InfiniBand “or” FCoE - This time you should care
Last night I posted on FCoE vs. iSCSI. This morning I picked another debate on FCoE vs. Infiniband. The post I have commented to Jerome Wendt’s “Is FCoE a diabolical plot?”
I posted the following on Jerome’s blog as a reply, but I want to make sure that Cisco’s blog readers have an opportunity to learn and have an opinion on the topic as well.
I do not think that FCoE is a way to lock customers into FC. If anything, it is the other way around. Infiniband has always been faster than Ethernet and FC and for a while it will continue be (it was true for HIPPI, FDDI,... what happened with them?) and InfiniBand has alwayst touted the I/O consolidation value proposition, but that comes at a cost that makes it prohibitive and unrealistic. And I am not only talking of the pure hardware costs, but all of the implementation costs associated with it.
I think the point of FCoE is that it can ultimately represent the easiest transition ‘out’ of FC, assuming that is what you want. And I am saying that becasue despite of what you and I may believe in terms of protocol superiority (see also my post of FCoE vs. iSCSI in response to Marc Farley) I still talk to customers, who have no intention whatsoever to move away from FC, hence Cisco continues to have a solid roadmap on the MDS.
While I do believe that there will be a role for iSCSI and FCoE in the Unified Fabric, I do not believe there is a role for InfiniBand there. InfiniBand today is required not for its bandwidth, but for its latency. The application of InfiniBand is ultra low-latency high performance computing.
InfiniBand is not easy and people know this.
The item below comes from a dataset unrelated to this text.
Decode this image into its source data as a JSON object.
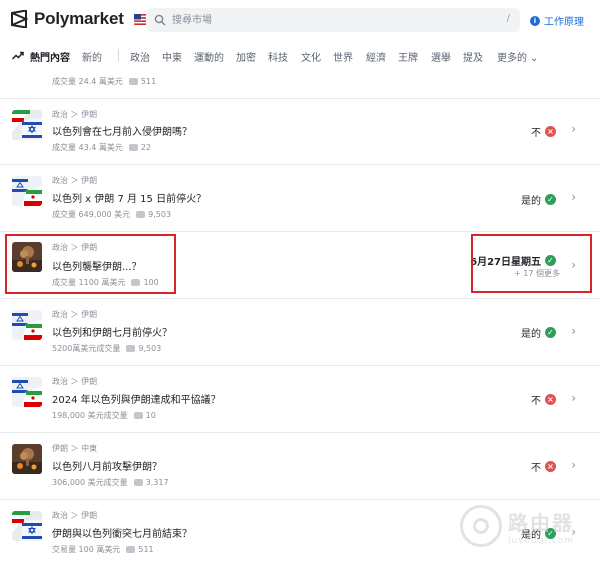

Even in HighPerformanceComputing situation, customers try to use Ethernet as much as they can and they only revert to IB when the business case for low latency justifies that.
From a Cisco perspective, we do not really push one technology or the other (we offer a solution in every one of those camps,) but I think it’s important to keep the customer’s perspective in mind and if customers ask for simple, integrated, transitionary solution, I think we are honest if we propose FCoE.